From 1990 to 2015, Zimroth was a partner at Arnold & Porter, and in 2013 he was named the court-appointed independent monitor in the stop-and-frisk litigation involving the New York Police Department. He became the CCJ’s director in 2014. Last month, NYU Law celebrated the renaming of its Center on the Administration of Criminal Law as the Peter L. Zimroth Center on the Administration of Criminal Law, reflecting Zimroth’s generosity and partnership.
Early in his legal career, Zimroth served as an assistant US attorney for the Southern District of New York before joining the faculty at NYU Law, teaching federal courts, criminal law, and criminal procedure. He earned his JD from Yale Law School, where he was editor-in-chief of the Yale Law Journal. Immediately following his graduation, Zimroth clerked for Chief Judge David L. Bazelon of the US Court of Appeals for the District of Columbia Circuit, and then for Justice Abe Fortas of the US Supreme Court.

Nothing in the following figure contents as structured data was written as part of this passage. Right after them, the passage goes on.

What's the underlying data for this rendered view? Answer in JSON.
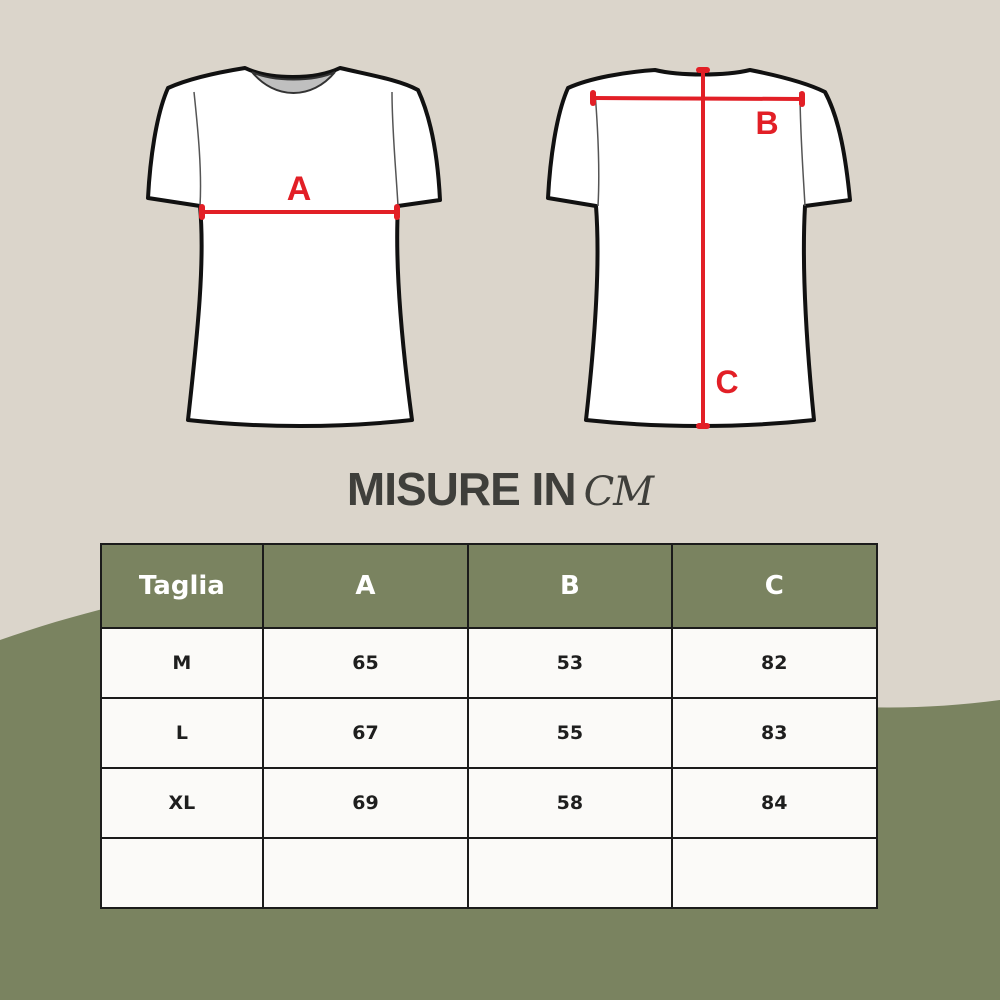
{
  "colors": {
    "background": "#dbd5cb",
    "accent_green": "#7a8360",
    "measure_red": "#e21f26",
    "text_dark": "#3f3f3b"
  },
  "diagram": {
    "front_label": "A",
    "back_label_width": "B",
    "back_label_length": "C"
  },
  "title": {
    "main": "MISURE IN",
    "unit": "CM"
  },
  "table": {
    "headers": [
      "Taglia",
      "A",
      "B",
      "C"
    ],
    "rows": [
      [
        "M",
        "65",
        "53",
        "82"
      ],
      [
        "L",
        "67",
        "55",
        "83"
      ],
      [
        "XL",
        "69",
        "58",
        "84"
      ],
      [
        "",
        "",
        "",
        ""
      ]
    ]
  }
}
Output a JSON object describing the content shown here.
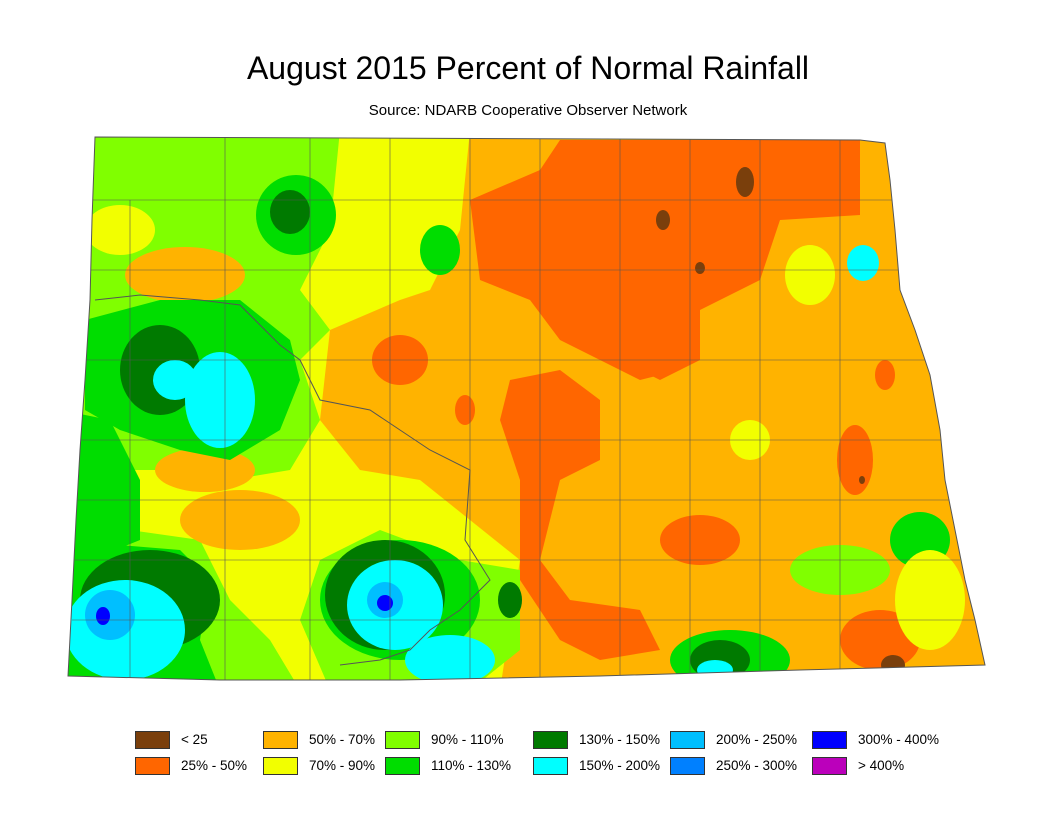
{
  "title": "August 2015 Percent of Normal Rainfall",
  "subtitle": "Source: NDARB Cooperative Observer Network",
  "legend": [
    {
      "label": "< 25",
      "color": "#7a3f0c"
    },
    {
      "label": "25% - 50%",
      "color": "#ff6600"
    },
    {
      "label": "50% - 70%",
      "color": "#ffb300"
    },
    {
      "label": "70% - 90%",
      "color": "#f2ff00"
    },
    {
      "label": "90% - 110%",
      "color": "#80ff00"
    },
    {
      "label": "110% - 130%",
      "color": "#00dd00"
    },
    {
      "label": "130% - 150%",
      "color": "#007a00"
    },
    {
      "label": "150% - 200%",
      "color": "#00ffff"
    },
    {
      "label": "200% - 250%",
      "color": "#00bfff"
    },
    {
      "label": "250% - 300%",
      "color": "#0080ff"
    },
    {
      "label": "300% - 400%",
      "color": "#0000ff"
    },
    {
      "label": "> 400%",
      "color": "#bb00bb"
    }
  ]
}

In 1974, Zimroth published Perversions of Justice, a book about political trials in the United States during the late 1960s and early 1970s. The following year he joined the Manhattan District Attorney’s Office as chief of the Appeals Bureau. From 1977 to 1980, Zimroth served as chief assistant district attorney in Manhattan. He entered private practice at Kostelanetz & Ritholz, where he was a partner until 1987, and then served as New York City’s corporation counsel from 1987 to 1989. In that role, he oversaw economic development projects, city contract policies, law enforcement, transportation, legislation, and a host of other issues. His vision for the city’s law on public financing of elections became a model for municipalities nationwide. A champion of public service who believed in the law as a tool for social good, Zimroth argued before the Supreme Court to uphold New York City’s law barring discrimination against women in private clubs and challenged the US Census’s undercounting of minorities in New York.
“Peter was a brilliant lawyer dedicated to public service and to this institution, as well as a beloved colleague and friend,” said Dean Trevor Morrison. “His legacy will endure through both the work he did during his lifetime and the ongoing mission of the center named in his honor.”